Number of people seeking asylum in Canada at levels not seen since 2009
Asylum seekers sit in front of their tent in a temporary camp near Saint-Bernard-de-Lacolle, Que. on Tues., Aug. 15, 2017. (Paul Chiasson / THE CANADIAN PRESS)
Stephanie Levitz, The Canadian Press
Published Tuesday, September 19, 2017 4:21AM EDT
Last Updated Tuesday, September 19, 2017 5:48PM EDT
OTTAWA -- The number of people seeking asylum in Canada is now the highest it's been since 2009, driven in part by a surge in asylum seekers showing up at the Canada-U.S. border.
New statistics released Tuesday by Immigration, Refugees and Citizenship Canada show that as of August, 27,440 claims for of asylum have been filed in Canada, a peak since record highs of between 36,000 and 33,000 in 2008 and 2009.
And the numbers are expected to continue to rise.
During a briefing Monday with immigration organizations in New York City, Immigration Minister Ahmed Hussen said based on current trends, Canada could see 40,000 claimants by the end of the year, according to Conservative immigration critic Michelle Rempel, who was in the room. Hussen's office confirmed her account.
"Given the global forced displacement and forced migration, this is now a public policy concern," Rempel said.
"Nobody is saying that this is going to stop."
At current levels, the federal and provincial governments are looking at a bill of at least $353.9 million to $548.8 million to process claims and provide the required services -- the cost per claim ranges from $12,900 to $20,000, the Immigration Department says.
Those numbers don't take into account the cost of deporting failed claimants, nor the special measures rolled out to manage the sudden summer spike in border arrivals -- it's too early to know that price tag, the department says.
Those measures were deployed in July and early August as upwards of 200 people were crossing into Quebec from New York state each day. Officials say the number of arrivals have since come back down.
"The numbers fluctuate," said Public Safety Minister Ralph Goodale.
"That's one of the very obvious lessons that the statistics have demonstrated over the last seven or eight months while the situation has developed at the Canadian border."
The full scope of the situation over the summer was reflected in the data released Tuesday -- the RCMP intercepted 5,530 people crossing illegally into Quebec in August, up from 2,996 in July.
As of August, 13,211 people have been intercepted trying to make a similar journey and while the numbers are highest in Quebec, British Columbia registered a spike of its own last month.

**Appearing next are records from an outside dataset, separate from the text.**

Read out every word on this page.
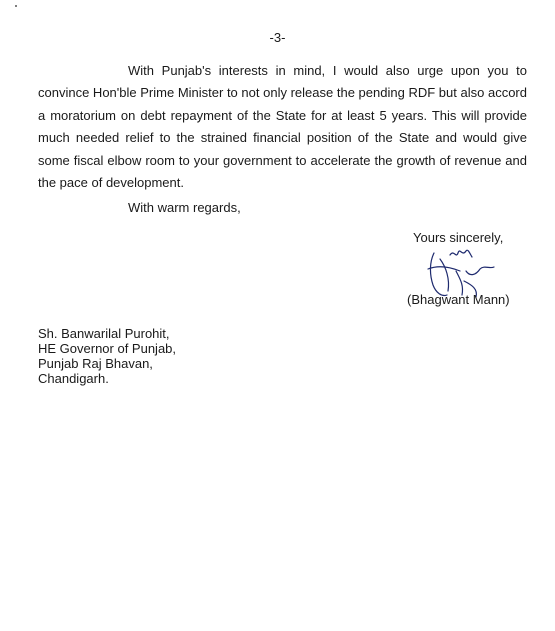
-3-

With Punjab's interests in mind, I would also urge upon you to convince Hon'ble Prime Minister to not only release the pending RDF but also accord a moratorium on debt repayment of the State for at least 5 years. This will provide much needed relief to the strained financial position of the State and would give some fiscal elbow room to your government to accelerate the growth of revenue and the pace of development.

With warm regards,
Yours sincerely,
(Bhagwant Mann)
Sh. Banwarilal Purohit,
HE Governor of Punjab,
Punjab Raj Bhavan,
Chandigarh.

There, 102 people were stopped, up from 51 the month before.
A dedicated Immigration and Refugee Board team has been seconded to deal with large groups of arrivals claiming asylum from the same countries. The vast majority in Quebec are of Haitian descent; in Manitoba earlier this year, most were Somalian.
In B.C., settlement organizations say they saw refugee seekers from dozens of different countries last month, with Afghanistan, Iraq, Colombia, Mexico and Turkey leading the list.
The board has been warning for months, however, that they are ill-equipped to manage the ongoing rise in claims without creating lengthy backlogs, given existing budgets and staffing levels.
A briefing note obtained by The Canadian Press earlier this year said that without system improvements or additional resources, steadily rising numbers of claims would mean wait times of as long as 11 years by the end of 2021.
The head of the IRB said on Twitter Tuesday that the current wait time is 16 months.
Even before the surge, the number of claims being added to the board's backlog was growing by the month, said NDP immigration critic Jenny Kwan.
The fact the Liberal government did nothing then -- and is doing little now beyond calling for greater efficiency at the board -- is a serious issue, Kwan said.
"This Liberal government is putting in jeopardy our immigration system."